- Developer: Size Five Games
- Publisher: Size Five Games
- Programmer: Dan Marshall
- Engine: Unity
- Platform: Windows
- Release: 6 August 2010
- Genre: Multidirectional shooter
- Mode: Single-player

= Privates (video game) =

2010 video game

Privates is a freeware twin-stick shooter video game developed and published by Size Five Games (formerly Zombie Cow Studios) and commissioned by Channel 4 as a sex education tool. It was published on 6 August 2010 for Windows. Privates was positively received by critics and won a BAFTA Award.

== Gameplay ==
The player plays as a squad of miniature Marines wearing condom hats who are sent into various people's vaginas and rectums, as well as other parts of the body, in order to kill real-life sexually transmitted infections (STI), which are depicted as monsters. The right weapons must be used to destroy them, which include anti-bacterial and anti-viral guns. The player can order their squad, which consists of up to three additional Marines besides the player, to attack certain enemy types while they cover the others.

== Plot ==
The main character is Jack, who commands Foxtrot Squad. The squad, whose members have been deemed too useless by the "top brass", is forced to embark on a dangerous mission with a combat veteran in the hopes that they will either "shape up" or die.

== Development ==
The game was funded by Channel 4, in order to promote safe sex for teenage boys. Developer Dan Marshall compared the game to Gunstar Heroes in its design. He called his Google Search history when making the game "eclectic, horrific and embarrassing", saying that "if my ISP are snooping on me, they're presumably pretty concerned about my well-being", and saying that the game's artist was "constantly getting sent stuff he desperately didn't want to look at". He also said that his eyes were "opened" about sexual health, and realised how easy STIs were to transmit.
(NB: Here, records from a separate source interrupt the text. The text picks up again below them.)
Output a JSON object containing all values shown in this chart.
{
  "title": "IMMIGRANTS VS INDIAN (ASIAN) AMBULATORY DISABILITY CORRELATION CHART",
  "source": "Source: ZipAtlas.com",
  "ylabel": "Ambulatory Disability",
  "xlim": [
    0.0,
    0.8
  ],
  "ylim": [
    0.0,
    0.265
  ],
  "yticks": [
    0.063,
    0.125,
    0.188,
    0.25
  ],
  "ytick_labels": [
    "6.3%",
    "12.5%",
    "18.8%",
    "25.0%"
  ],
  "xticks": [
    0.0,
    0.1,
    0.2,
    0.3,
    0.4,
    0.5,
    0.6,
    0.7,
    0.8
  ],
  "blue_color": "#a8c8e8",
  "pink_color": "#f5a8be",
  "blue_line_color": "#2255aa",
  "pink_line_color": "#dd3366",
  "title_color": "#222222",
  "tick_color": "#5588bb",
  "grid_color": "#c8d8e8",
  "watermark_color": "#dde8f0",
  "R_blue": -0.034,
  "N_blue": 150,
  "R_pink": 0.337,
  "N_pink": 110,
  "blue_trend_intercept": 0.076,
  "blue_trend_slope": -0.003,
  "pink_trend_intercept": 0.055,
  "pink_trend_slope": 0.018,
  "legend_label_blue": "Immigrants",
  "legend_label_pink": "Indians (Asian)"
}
The game was rejected from release on the Xbox 360 by Microsoft after being advised that it would fail peer review due to its overly sexual content. This decision was derided by critics, with Destructoid saying "I think it's very disturbing that we have a culture where deplorable violence is considered normal, but sex [...] is treated like something freakish and wrong".

== Reception ==
Eurogamer said that it was "genuinely refreshing to experience something that gets straight to the point" about sexual health, pointing to "frightening" statistics amongst teenagers. Rock, Paper, Shotgun praised the game's writing and music, despite remarking on some audio issues.
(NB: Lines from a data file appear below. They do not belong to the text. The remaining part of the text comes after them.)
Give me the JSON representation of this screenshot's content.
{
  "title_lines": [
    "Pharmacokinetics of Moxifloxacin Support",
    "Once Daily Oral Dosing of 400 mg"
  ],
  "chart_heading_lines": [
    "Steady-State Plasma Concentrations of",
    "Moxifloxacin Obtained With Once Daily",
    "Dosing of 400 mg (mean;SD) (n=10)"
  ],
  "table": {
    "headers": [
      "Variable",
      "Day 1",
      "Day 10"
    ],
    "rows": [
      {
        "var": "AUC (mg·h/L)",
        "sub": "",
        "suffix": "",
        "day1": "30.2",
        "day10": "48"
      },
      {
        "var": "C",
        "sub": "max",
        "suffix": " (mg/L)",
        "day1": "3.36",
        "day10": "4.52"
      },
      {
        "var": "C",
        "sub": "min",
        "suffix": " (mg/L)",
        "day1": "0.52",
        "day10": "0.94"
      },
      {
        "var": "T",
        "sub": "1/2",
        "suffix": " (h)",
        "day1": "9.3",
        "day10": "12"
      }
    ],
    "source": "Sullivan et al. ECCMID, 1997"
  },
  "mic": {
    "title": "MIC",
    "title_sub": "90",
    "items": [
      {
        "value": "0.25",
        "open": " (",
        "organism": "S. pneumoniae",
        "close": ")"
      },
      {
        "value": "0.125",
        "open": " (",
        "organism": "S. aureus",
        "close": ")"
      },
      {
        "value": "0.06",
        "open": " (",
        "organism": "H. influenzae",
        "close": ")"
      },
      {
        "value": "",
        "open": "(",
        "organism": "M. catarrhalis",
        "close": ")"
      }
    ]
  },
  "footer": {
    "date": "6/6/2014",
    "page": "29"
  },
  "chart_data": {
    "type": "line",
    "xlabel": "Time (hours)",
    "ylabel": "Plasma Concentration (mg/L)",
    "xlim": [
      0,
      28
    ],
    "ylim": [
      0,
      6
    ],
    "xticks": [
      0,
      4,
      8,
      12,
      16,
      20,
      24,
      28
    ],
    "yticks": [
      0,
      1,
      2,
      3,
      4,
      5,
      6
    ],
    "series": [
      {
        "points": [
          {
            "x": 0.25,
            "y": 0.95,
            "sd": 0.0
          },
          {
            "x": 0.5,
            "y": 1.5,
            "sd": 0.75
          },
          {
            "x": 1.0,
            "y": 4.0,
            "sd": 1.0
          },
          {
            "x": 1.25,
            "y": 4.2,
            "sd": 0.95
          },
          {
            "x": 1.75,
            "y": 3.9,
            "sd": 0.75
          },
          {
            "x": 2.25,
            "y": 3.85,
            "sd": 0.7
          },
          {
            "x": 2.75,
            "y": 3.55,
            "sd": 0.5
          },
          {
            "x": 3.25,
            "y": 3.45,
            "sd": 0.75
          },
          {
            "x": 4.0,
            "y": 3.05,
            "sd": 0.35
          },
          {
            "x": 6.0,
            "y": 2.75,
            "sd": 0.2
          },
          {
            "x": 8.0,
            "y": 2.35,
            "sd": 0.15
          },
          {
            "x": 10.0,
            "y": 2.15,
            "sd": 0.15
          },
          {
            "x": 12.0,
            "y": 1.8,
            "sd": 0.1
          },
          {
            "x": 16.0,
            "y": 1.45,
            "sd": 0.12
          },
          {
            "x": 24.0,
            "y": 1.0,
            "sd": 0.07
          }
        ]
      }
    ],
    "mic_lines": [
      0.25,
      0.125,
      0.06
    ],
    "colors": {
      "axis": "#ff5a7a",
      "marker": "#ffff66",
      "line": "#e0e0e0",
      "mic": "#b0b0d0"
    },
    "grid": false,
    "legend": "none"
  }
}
The game was criticised by a feminist blog, Hoyden About Town, for being "misogynist". In a counter-argument by Lewis Denby of Gamasutra, he said that the game does not try to send the message that women's genitals are "filthy and disease-ridden", but rather was a "great idea" due to its focus on sexual education, calling the article "tremendously bad reporting", but ultimately admitting that "the author has a point" and that humorous games about "serious issues" will always be open to criticism.